What does this mean for democracy? Well, it’s actually highly democratic – just not in the way we normally think of democracy. We conceive of democracy as a political system, in which the majority rules. But all areas of life – not just politics and government – can be highly democratic or not, and technology is generally democratizing everything. At the same time, we have been circumventing majority-rule democracy for some time (and not just in our explicit constitutional mechanisms). Most states are now solidly “red” or “blue,” and regions within them are just as polarized, depending upon whether they are metropolitan or rural. Polities are increasingly homogenous.
You no longer choose your government by voting, but rather by moving. “Moving” is easier when you can do so virtually, rather than physically, as will increasingly be the case. The world’s (largely homogenous) geographic blocks are already realigning themselves. Like-minded c
ities are forming global networks independent of their nation-states. U.S. states and cities have bucked the federal government to join the international climate accords. If governments themselves are staging ‘soft-secessions’ from their nation-states, is it surprising that more and more individuals are seceding, as well?
The remaining question is whether this must give rise to greater violence. The answer is yes and no.
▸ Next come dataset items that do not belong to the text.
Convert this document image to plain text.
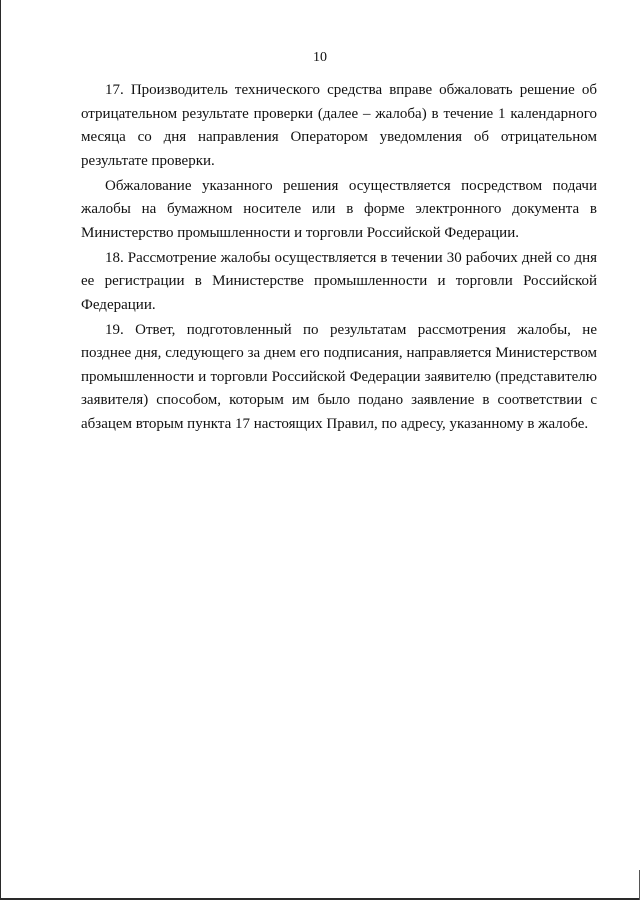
10

17. Производитель технического средства вправе обжаловать решение об отрицательном результате проверки (далее – жалоба) в течение 1 календарного месяца со дня направления Оператором уведомления об отрицательном результате проверки.

Обжалование указанного решения осуществляется посредством подачи жалобы на бумажном носителе или в форме электронного документа в Министерство промышленности и торговли Российской Федерации.

18. Рассмотрение жалобы осуществляется в течении 30 рабочих дней со дня ее регистрации в Министерстве промышленности и торговли Российской Федерации.

19. Ответ, подготовленный по результатам рассмотрения жалобы, не позднее дня, следующего за днем его подписания, направляется Министерством промышленности и торговли Российской Федерации заявителю (представителю заявителя) способом, которым им было подано заявление в соответствии с абзацем вторым пункта 17 настоящих Правил, по адресу, указанному в жалобе.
The goal – and achievement – of the nation-state was to reduce internal division, elevating conflict to the new international level. The erosion of nation-states and regrouping of individuals and societies along non-geographical lines will reduce “international” violence and warfare. Cities like San Francisco, Shanghai, Tallinn, Mumbai, and Tel Aviv will increasingly form one global society with similar interests.
But just as economic inequality has been declining for decades between countries but increasing within them, the internal tensions within geographies, and separation into different virtual “societies” will grow. The extreme social divisions within the U.S. – and the actual warfare we have now witnessed erupting from this – will continue and likely worsen before they get any better.
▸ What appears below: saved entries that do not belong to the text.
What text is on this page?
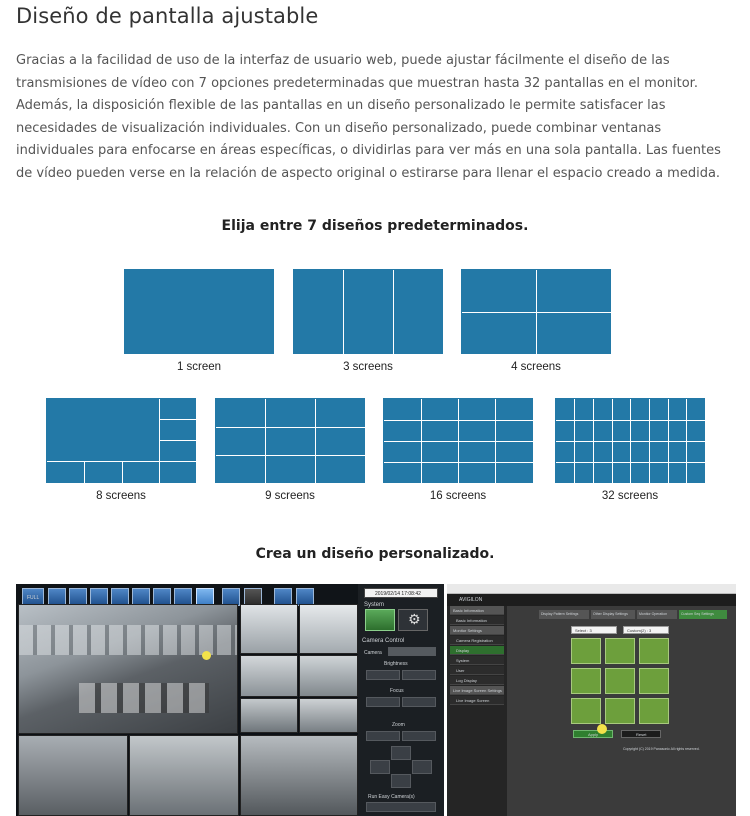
Diseño de pantalla ajustable

Gracias a la facilidad de uso de la interfaz de usuario web, puede ajustar fácilmente el diseño de las transmisiones de vídeo con 7 opciones predeterminadas que muestran hasta 32 pantallas en el monitor. Además, la disposición flexible de las pantallas en un diseño personalizado le permite satisfacer las necesidades de visualización individuales. Con un diseño personalizado, puede combinar ventanas individuales para enfocarse en áreas específicas, o dividirlas para ver más en una sola pantalla. Las fuentes de vídeo pueden verse en la relación de aspecto original o estirarse para llenar el espacio creado a medida.

Elija entre 7 diseños predeterminados.
1 screen	3 screens	4 screens
8 screens	9 screens	16 screens	32 screens
Crea un diseño personalizado.
FULL
2019/02/14 17:08:42
System
⚙
Camera Control
Camera
Brightness
Focus
Zoom
Run Easy Camera(s)
AVIGILON
Basic Information
Basic Information
Monitor Settings
Camera Registration
Display
System
User
Log Display
Live Image Screen Settings
Live Image Screen
Display Pattern Settings	Other Display Settings	Monitor Operation	Custom Seq Settings
Select : 3	Custom(2) : 3
Apply	Reset
Copyright (C) 2019 Panasonic All rights reserved.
We can act to reduce these threats and build a larger order that mediates conflicts between these structures. We did so, after all, with an international order that largely avoided all-out warfare for the last three-quarters of a century. Building such a new system requires first recognizing that we’re moving to an era of new social structures and governance needing such mediation. We must not continue to think in terms of the geopolitics of the 20th Century. That starts by recognizing that if it feels like Americans are now living in two different countries, that’s because, increasingly, we are. The ‘Uncivil War’ between them was livestreamed on January 6th.